MRI catches early breast cancer in lymphoma survivors

MRI finds invasive breast cancer early in female survivors of childhood Hodgkin's lymphoma, according to a new study published in Cancer.

These patients are at increased risk for breast cancer because they received chest radiation, noted principal investigator Dr. David Hodgson from Princess Margaret Cancer Centre in Toronto. Guidelines recommend breast MRI screening from the age of 25 years, or eight years following chest radiation, whichever is later.

For the study, Hodgson and colleagues collaborated with researchers at the Dana-Farber Cancer Institute in Boston. Ninety-six women received 274 breast MRI scans between 2005 and 2012. Ten breast cancers -- half of which were invasive tumors -- were discovered in nine women. The median age at breast cancer diagnosis was 39 years, and the median latency period between Hodgkin's lymphoma diagnosis and age at breast cancer diagnosis was 21 years (Cancer, May 28, 2014).

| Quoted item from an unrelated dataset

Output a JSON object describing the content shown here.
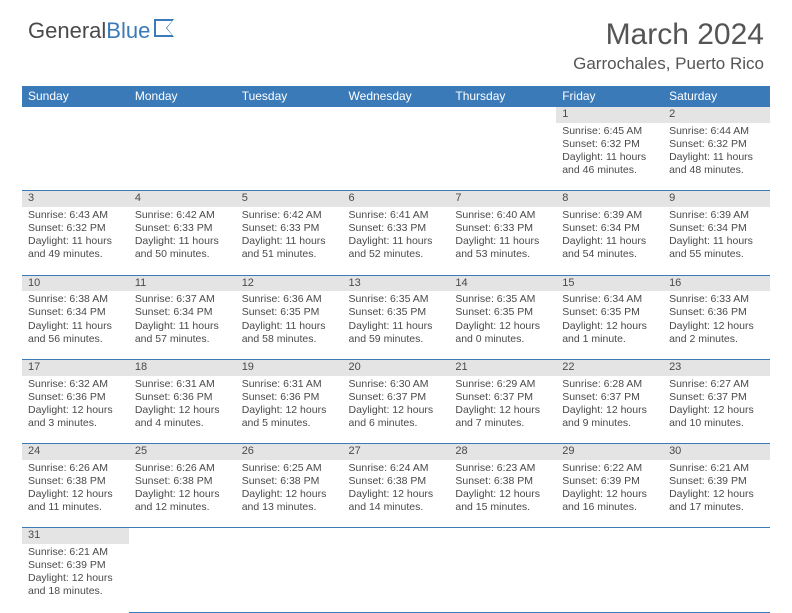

Of the 10 detected breast tumors, five were visible on both MRI and mammography, three were visible only on MRI, and two were detected on mammography alone (but were noninvasive), according to the authors. The median size of the invasive tumors was 8 mm, and none had spread to the lymph nodes.

"This illustrates the young age at which these cancers can occur," Hodgson said in a statement released by University Health Network. "For some of these women, if they had been screened starting at age 40 or 50 like average-risk women, it would have been too late."